Nelder-Mead method hill climbing

From this paper:

For example in our case of PID parameters tuning {KP, KI, KD} a simplex is tetrahedron. Nelder–Mead generates a new test position of simplex by extrapolating the behavior of the objective function measured at each test point arranged as the simplex. The algorithm then chooses to replace one of these test points with the new test point and so the technique progresses.

My particular application was for motor control. We had two loops, a PID current control loop and a PI velocity control loop. We set our vertices to P, I, and D respectively and ran statistics on the output of the loop. We then ran the reflection, expansion, contraction, and reduction over and over again until the current or velocity control targets generated were within a few standard deviations.

With our product, the VP was very concerned with how the motor "sounded". And as it turned out, it "sounded" better when the current target bounced a bit more than was mathematically optimal. So, our tuning was done "live" in that we let the algorithm seek while the motor was running so that user's perception of the motor sound was also taken into account.

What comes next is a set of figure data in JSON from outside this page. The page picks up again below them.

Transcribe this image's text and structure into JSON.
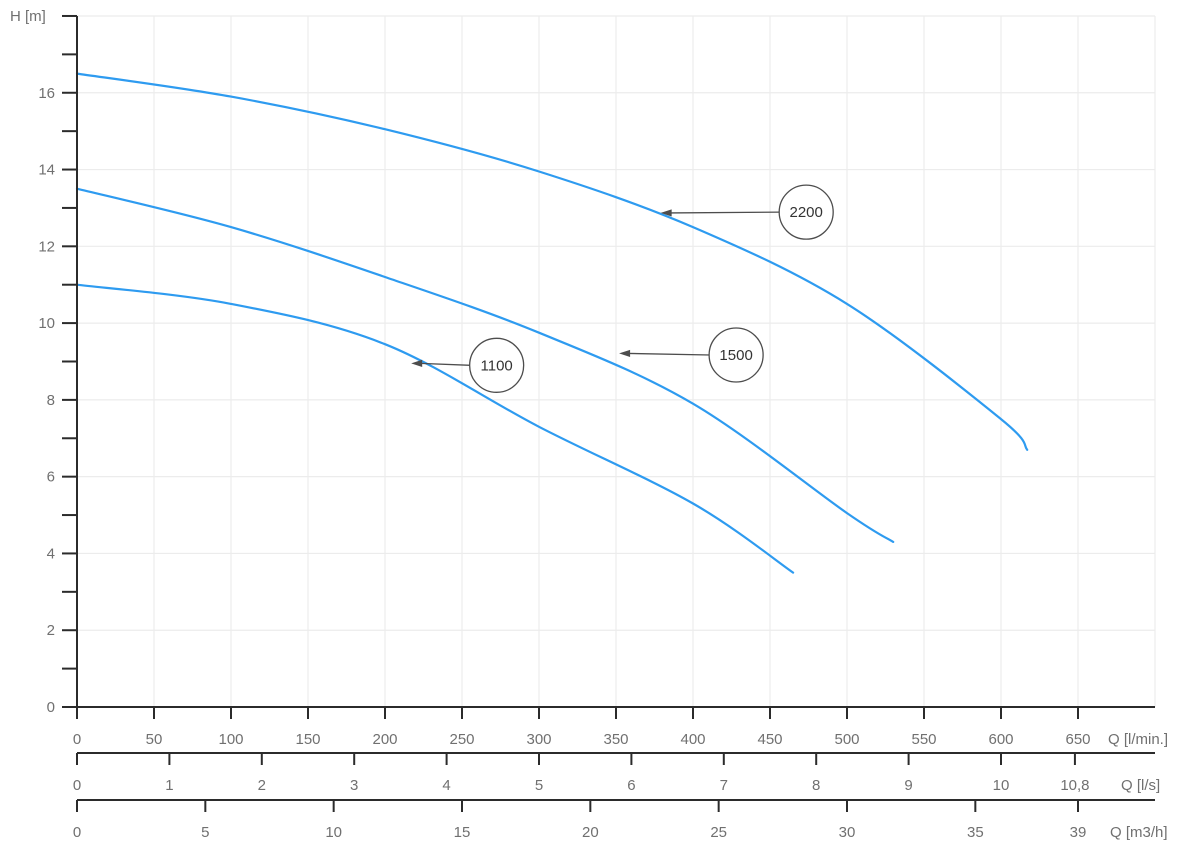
{
  "chart_data": {
    "type": "line",
    "title": "",
    "ylabel": "H [m]",
    "xlabel": "Q [l/min.]",
    "grid": true,
    "y_axis": {
      "label": "H [m]",
      "min": 0,
      "max": 18,
      "minor_step": 1,
      "label_step": 2,
      "tick_labels": [
        "0",
        "2",
        "4",
        "6",
        "8",
        "10",
        "12",
        "14",
        "16"
      ]
    },
    "x_max_lmin": 700,
    "x_axes": [
      {
        "label": "Q [l/min.]",
        "to_lmin": 1,
        "ticks": [
          0,
          50,
          100,
          150,
          200,
          250,
          300,
          350,
          400,
          450,
          500,
          550,
          600,
          650
        ],
        "tick_labels": [
          "0",
          "50",
          "100",
          "150",
          "200",
          "250",
          "300",
          "350",
          "400",
          "450",
          "500",
          "550",
          "600",
          "650"
        ]
      },
      {
        "label": "Q [l/s]",
        "to_lmin": 60,
        "ticks": [
          0,
          1,
          2,
          3,
          4,
          5,
          6,
          7,
          8,
          9,
          10,
          10.8
        ],
        "tick_labels": [
          "0",
          "1",
          "2",
          "3",
          "4",
          "5",
          "6",
          "7",
          "8",
          "9",
          "10",
          "10,8"
        ]
      },
      {
        "label": "Q [m3/h]",
        "to_lmin": 16.6667,
        "ticks": [
          0,
          5,
          10,
          15,
          20,
          25,
          30,
          35,
          39
        ],
        "tick_labels": [
          "0",
          "5",
          "10",
          "15",
          "20",
          "25",
          "30",
          "35",
          "39"
        ]
      }
    ],
    "series": [
      {
        "name": "1100",
        "points": [
          [
            0,
            11.0
          ],
          [
            100,
            10.5
          ],
          [
            200,
            9.45
          ],
          [
            300,
            7.3
          ],
          [
            400,
            5.3
          ],
          [
            465,
            3.5
          ]
        ]
      },
      {
        "name": "1500",
        "points": [
          [
            0,
            13.5
          ],
          [
            100,
            12.5
          ],
          [
            200,
            11.2
          ],
          [
            300,
            9.75
          ],
          [
            400,
            7.9
          ],
          [
            500,
            5.05
          ],
          [
            530,
            4.3
          ]
        ]
      },
      {
        "name": "2200",
        "points": [
          [
            0,
            16.5
          ],
          [
            100,
            15.9
          ],
          [
            200,
            15.05
          ],
          [
            300,
            13.95
          ],
          [
            400,
            12.5
          ],
          [
            500,
            10.5
          ],
          [
            600,
            7.5
          ],
          [
            617,
            6.7
          ]
        ]
      }
    ],
    "annotations": [
      {
        "label": "1100",
        "tip_q": 217,
        "tip_h": 8.95,
        "circle_q": 272.5,
        "circle_h": 8.9
      },
      {
        "label": "1500",
        "tip_q": 352,
        "tip_h": 9.21,
        "circle_q": 428.0,
        "circle_h": 9.17
      },
      {
        "label": "2200",
        "tip_q": 379,
        "tip_h": 12.87,
        "circle_q": 473.5,
        "circle_h": 12.89
      }
    ],
    "colors": {
      "curve": "#2e9bf0",
      "axis": "#2b2b2b",
      "grid": "#ececec",
      "tick_label": "#707070",
      "annotation_stroke": "#4d4d4d",
      "annotation_text": "#333333",
      "background": "#ffffff"
    }
  }
}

After we found parameters that we liked, they were hard-coded and not changed.

This probably would not be ideal for you since you state, "putting the system in oscillation even as a part of auto-tuning is not acceptable to the users". Our system would most certainly oscillate and do other horrible things while it was auto-tuning.

However, you could run two copies of the PID controller. One that was "live" and actually controlling the process. And a second that was constantly being auto-tuned while being fed the same inputs as the "live" controller. When the output of the auto-tuned controller became "better" or more stable, you could swap the coefficients into the "live" controller. The controller would then perform corrections to the process until the desired performance was achieved. This would prevent oscillations that can be perceived by the user during auto-tuning. But if the inputs change drastically and the PID controller is no longer optimal, the auto-tuning can swap in new coefficients as they become available.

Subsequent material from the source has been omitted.